KANSAS CITY (Dec. 7, 2016) – ‘Offseason’ is a rather vague term for FC Kansas City’s veteran goalkeeper Nicole Barnhart. In the weeks since the National Women’s Soccer League (NWSL) season ended in late September ‘Barnie’ has split her time between camps in California and Minnesota with the U.S. Girls National Team, her coaching duties in New York with Quickstrike FC and a short family trip to her secluded cabin in Pennsylvania.

Oh, right, and several trips to Kansas City to continue her work with the Blues as a player and Director of Goalkeeping for the FCKC Youth Club.

“I love my job,” Barnhart said. “I get to do what I love each and every day. I don’t take any of it for granted and am thankful for each opportunity I continue to get. I may not get to reap all of the benefits of what I have worked hard to earn for the game, but I know that moving forward, I was a part of wherever it may go.”

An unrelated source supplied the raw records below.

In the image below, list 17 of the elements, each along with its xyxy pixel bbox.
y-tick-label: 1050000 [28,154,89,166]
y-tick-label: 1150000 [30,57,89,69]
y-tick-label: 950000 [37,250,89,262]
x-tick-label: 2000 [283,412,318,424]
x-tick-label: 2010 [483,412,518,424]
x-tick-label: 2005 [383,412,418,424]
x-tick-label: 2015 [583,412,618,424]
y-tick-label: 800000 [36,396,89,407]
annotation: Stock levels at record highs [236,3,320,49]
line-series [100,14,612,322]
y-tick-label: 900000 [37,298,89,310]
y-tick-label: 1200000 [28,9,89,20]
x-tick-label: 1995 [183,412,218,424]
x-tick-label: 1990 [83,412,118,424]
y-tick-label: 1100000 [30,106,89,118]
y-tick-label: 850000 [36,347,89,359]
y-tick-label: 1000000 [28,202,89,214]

When Barnhart started in soccer, which was not that long ago in terms of the sport that has been around for more than 150 years, she was limited to boys teams for high school and club play. However, that did not stop her from flourishing and eventually earning a spot on the Stanford Women’s Soccer Team in 2000. She was a two-time First Team All-American and later a Hall of Fame Class inductee for the Cardinal.

Since then, she has won three league professional championships and two Olympic Gold Medals for the U.S. Women’s National Team.

She is not planning to slow down anytime soon, either.

Recently, Barnhart has shifted more of her focus to coaching and spreading the opportunities that have brought her this far. This desire to grow the game led to three recent stints with U.S. Soccer as a director of the US Soccer Girls Fantasy Camp. She also spent time coaching the U.S. Girls National Team (USGNT) U14s, U15s and U16s at this year.

“I have been very blessed with my career and the opportunities afforded to me through the WNT, and even though I no longer represent the US as a player, it is a privilege to be able to step in and still wear the crest as a coach,” Barnhart said. “I really enjoy working with the youth players, and having the chance to impart my knowledge and experience on them, all while helping to train and mold the next generations of players.  It is a lot of hard work in the camps, but I love the environment, where I get to work with many great players and coaches.”

When the NWSL starts up again in April, Barnhart will return to the goal, where she has led the league in shutouts all four seasons. The two-time champion also led the league in saves this season, registering 21 more than Ashlyn Harris and Lydia Williams, while playing all 1,800 minutes. She was one of six players to earn the “Ironwoman” tag.

And naturally, even though she is still putting up praise-worthy numbers, Barnhart is most excited about her ability to continue growing the game.

“I’m excited to see how we can continue to get some of the best players in the world to realize what a great league this is and continue to want to come over here and play,” Barnhart said. “I’m excited to see the day that women can play in this league as a full-time job and make a true living getting to do what they love.”